According to the daily, Snowden, who will go down in history as one of US most consequential whistleblowers, said he was aware of possible prosecution but disclosed secret documents in response to America’s systematic surveillance of innocent citizens.
In an interview with Washington Post, Snowden, who recently worked for defense contractor Booz Allen Hamilton and now stays in Hong Kong, said he was “not going to hide.”
“Allowing the U.S. government to intimidate its people with threats of retaliation for revealing wrongdoing is contrary to the public interest,” he said.
The Guardian and The Washington Post recently published a number of stories that revealed two US government secret surveillance programs.
According to AP, one was a telephone records monitoring program, in which the NSA collected and recorded hundreds of millions of US telephone calls daily. The other was an Internet scouring program, which allowed the NSA and FBI to tap into nine US Internet companies and gather all information from users, including videos, emails, searches and pictures.
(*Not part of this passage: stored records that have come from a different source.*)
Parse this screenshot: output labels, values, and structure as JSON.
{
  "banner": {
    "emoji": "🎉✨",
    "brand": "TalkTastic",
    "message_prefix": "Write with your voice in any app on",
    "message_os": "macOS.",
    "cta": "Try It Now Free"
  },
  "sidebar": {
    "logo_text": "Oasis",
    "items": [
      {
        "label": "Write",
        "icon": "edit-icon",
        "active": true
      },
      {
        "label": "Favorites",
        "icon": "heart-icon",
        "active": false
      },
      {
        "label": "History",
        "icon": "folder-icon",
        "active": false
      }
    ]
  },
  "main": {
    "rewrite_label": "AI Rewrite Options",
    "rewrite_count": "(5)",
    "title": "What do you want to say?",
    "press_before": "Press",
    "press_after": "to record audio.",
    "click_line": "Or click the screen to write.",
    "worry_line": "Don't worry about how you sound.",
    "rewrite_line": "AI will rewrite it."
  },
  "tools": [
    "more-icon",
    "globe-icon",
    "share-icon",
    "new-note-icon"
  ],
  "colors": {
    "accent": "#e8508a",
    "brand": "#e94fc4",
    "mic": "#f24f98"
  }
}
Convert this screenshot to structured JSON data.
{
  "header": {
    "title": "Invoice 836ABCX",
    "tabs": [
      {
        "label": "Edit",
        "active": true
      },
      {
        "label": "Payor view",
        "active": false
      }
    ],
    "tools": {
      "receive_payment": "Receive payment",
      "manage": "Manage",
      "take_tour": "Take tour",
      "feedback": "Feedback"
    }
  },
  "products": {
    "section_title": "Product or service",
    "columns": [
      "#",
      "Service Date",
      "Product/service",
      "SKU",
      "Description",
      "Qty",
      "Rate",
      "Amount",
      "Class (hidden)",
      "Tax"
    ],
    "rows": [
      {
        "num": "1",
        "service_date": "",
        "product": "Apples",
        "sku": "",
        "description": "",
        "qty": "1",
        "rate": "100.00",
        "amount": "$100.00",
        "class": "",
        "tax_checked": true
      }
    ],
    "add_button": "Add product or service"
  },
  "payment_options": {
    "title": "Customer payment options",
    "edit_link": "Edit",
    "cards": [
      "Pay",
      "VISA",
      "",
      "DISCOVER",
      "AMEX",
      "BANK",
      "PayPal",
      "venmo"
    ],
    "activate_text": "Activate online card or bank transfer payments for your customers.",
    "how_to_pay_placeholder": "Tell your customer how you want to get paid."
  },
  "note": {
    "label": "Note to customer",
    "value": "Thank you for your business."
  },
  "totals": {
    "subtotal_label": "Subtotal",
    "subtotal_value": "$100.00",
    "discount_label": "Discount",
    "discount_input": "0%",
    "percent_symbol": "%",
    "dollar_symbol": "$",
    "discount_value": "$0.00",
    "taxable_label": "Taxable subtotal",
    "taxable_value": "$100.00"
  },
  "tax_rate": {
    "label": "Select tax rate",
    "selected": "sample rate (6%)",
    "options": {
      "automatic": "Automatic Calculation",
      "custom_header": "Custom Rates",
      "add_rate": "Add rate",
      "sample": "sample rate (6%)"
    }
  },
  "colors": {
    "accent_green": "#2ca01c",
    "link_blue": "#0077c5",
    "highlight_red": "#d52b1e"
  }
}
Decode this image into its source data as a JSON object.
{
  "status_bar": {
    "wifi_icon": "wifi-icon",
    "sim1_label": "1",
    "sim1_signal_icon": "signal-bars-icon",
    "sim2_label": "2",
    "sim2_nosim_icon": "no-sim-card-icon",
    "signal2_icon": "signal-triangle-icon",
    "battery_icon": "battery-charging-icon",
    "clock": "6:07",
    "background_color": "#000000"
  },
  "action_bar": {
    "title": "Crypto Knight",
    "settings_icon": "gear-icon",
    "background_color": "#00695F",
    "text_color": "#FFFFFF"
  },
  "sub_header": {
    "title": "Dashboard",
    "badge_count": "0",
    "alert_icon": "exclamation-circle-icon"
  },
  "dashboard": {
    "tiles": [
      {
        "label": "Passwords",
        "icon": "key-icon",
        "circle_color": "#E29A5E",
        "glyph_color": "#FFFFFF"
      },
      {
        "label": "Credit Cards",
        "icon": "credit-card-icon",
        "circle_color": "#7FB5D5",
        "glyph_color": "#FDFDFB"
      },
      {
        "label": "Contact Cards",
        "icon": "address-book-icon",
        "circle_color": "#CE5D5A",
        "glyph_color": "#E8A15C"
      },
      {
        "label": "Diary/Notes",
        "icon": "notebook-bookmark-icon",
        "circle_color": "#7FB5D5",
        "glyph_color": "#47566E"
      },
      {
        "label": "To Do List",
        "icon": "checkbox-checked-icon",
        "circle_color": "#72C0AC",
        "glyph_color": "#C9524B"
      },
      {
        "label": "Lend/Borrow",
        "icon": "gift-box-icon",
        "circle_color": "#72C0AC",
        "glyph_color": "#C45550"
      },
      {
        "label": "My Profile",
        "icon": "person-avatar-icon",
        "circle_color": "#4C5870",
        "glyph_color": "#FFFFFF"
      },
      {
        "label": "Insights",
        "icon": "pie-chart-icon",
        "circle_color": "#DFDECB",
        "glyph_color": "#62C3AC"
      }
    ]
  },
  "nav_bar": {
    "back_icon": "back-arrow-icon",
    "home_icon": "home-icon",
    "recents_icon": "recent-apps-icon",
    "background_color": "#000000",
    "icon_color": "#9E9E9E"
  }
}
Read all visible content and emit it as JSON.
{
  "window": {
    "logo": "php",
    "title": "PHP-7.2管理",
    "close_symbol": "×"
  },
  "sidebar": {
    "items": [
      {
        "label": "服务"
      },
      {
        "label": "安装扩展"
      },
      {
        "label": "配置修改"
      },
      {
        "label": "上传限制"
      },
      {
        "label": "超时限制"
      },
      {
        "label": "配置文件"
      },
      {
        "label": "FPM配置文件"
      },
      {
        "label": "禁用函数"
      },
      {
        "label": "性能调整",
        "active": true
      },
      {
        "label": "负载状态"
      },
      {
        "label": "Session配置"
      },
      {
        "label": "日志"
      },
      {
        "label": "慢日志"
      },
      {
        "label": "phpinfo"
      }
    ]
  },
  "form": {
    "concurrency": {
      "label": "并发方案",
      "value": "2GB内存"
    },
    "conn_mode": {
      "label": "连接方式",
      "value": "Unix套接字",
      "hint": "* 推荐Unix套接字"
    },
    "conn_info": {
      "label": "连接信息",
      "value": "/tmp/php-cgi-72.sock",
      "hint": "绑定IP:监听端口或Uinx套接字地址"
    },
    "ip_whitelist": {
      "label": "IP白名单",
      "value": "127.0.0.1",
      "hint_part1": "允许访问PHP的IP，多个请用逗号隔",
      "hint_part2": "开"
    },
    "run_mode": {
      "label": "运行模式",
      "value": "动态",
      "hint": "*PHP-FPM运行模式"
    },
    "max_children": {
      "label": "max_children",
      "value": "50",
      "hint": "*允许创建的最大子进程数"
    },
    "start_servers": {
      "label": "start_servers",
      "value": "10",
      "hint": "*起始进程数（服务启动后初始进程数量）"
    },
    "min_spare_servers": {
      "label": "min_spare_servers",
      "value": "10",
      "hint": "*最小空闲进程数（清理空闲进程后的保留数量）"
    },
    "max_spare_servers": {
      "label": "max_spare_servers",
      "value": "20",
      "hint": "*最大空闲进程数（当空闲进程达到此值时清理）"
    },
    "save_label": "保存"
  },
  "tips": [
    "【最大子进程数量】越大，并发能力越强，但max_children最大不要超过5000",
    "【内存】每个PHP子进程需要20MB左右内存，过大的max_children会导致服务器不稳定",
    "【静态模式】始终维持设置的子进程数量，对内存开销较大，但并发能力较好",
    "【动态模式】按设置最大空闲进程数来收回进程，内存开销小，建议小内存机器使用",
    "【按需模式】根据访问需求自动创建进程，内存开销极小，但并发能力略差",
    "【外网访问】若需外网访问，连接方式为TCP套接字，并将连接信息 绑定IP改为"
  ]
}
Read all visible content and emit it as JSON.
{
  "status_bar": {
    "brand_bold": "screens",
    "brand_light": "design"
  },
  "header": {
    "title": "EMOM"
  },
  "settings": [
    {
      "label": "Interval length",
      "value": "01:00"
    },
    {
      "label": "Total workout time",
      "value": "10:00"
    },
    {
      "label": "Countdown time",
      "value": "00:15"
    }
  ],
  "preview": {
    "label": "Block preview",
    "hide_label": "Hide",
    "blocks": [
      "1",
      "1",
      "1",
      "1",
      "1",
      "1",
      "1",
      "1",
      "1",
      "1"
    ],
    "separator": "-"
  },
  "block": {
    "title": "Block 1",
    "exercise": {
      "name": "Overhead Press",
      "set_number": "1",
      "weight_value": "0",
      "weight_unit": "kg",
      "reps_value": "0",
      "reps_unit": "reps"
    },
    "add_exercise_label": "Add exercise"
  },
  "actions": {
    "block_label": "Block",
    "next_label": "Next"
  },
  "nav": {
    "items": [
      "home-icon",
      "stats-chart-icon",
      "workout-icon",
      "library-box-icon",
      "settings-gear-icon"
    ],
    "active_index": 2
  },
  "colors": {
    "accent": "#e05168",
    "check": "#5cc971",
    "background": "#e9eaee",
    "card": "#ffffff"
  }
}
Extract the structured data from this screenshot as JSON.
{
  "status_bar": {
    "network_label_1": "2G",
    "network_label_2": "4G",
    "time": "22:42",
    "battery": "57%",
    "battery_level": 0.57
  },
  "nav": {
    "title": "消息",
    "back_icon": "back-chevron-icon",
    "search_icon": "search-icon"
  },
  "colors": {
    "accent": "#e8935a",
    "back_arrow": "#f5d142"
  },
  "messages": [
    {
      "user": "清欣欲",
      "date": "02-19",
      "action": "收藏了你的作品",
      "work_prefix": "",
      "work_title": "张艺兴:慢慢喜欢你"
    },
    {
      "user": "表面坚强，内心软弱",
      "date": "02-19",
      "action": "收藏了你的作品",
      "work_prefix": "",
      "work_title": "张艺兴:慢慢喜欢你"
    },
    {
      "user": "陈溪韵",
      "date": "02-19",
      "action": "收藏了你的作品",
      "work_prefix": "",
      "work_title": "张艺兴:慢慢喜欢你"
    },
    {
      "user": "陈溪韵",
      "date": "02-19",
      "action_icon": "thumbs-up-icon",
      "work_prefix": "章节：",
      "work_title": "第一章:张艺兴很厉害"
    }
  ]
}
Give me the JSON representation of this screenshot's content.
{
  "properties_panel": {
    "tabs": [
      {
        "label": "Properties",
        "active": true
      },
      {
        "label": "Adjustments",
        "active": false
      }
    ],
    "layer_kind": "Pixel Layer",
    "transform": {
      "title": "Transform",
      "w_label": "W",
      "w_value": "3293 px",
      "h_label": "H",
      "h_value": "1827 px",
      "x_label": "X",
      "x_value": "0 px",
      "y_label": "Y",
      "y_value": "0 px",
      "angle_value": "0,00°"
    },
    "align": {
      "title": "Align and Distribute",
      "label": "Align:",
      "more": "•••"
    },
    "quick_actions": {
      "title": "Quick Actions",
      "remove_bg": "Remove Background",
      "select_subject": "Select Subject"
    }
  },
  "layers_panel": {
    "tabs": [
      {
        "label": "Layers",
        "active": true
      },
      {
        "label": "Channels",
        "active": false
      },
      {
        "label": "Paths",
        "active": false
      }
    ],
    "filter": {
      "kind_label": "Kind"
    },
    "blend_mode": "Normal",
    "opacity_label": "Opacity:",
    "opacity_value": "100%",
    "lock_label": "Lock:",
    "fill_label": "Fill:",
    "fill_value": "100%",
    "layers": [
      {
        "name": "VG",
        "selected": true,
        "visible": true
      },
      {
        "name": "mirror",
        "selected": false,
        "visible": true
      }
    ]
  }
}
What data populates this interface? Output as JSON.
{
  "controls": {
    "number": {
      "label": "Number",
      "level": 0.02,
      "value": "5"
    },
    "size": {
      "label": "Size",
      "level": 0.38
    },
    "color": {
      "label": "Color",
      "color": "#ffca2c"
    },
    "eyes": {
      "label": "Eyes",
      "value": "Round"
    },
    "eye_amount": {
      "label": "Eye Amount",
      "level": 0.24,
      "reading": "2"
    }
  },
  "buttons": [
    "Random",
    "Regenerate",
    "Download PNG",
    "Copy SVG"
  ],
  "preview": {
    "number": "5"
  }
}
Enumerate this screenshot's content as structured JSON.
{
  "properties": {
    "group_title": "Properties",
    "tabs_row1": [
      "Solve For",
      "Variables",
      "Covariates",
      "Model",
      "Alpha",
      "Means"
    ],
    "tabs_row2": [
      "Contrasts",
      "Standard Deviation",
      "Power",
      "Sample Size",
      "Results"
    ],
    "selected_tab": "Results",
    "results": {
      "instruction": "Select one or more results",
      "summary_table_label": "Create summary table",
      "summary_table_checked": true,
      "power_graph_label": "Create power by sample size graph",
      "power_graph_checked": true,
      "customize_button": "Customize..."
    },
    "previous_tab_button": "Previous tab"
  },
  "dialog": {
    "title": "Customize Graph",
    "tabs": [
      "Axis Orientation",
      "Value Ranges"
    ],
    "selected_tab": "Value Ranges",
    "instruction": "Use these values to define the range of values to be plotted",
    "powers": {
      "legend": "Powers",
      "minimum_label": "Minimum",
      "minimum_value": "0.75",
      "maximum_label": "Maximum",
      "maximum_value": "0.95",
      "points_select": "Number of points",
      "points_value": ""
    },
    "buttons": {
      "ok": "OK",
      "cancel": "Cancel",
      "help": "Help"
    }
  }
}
The program was code-named PRISM.
The Washington Post said citing Shawn Turner, a spokesman for the Office of the Director of National Intelligence, that the intelligence community is “reviewing the damage” caused by Snowden’s leaks.
“Any person who has a security clearance knows that he or she has an obligation to protect classified information and abide by the law,” Turner was quoted as saying.
Snowden, who moved to Hong Kong from the United States before revealing secrets to media, told The Washington Post that he was seeking “asylum from any countries that believe in free speech and oppose the victimization of global privacy.”
According to The Guardian, Snowden lived a comfortable life before leaking secret documents as he had a stable career with a salary of roughly $200,000, a girlfriend, with whom he lived in a house on Hawaii, and a family that he loved.
“I'm willing to sacrifice all of that because I can't in good conscience allow the US government to destroy privacy, internet freedom and basic liberties for people around the world with this massive surveillance machine they're secretly building,” The Guardian quoted Snowden as saying.
The US Department of Justice did not comment on the issue saying only that it was in the “initial stages of an investigation” into the unauthorized disclosure of classified information, according to the Washington Post.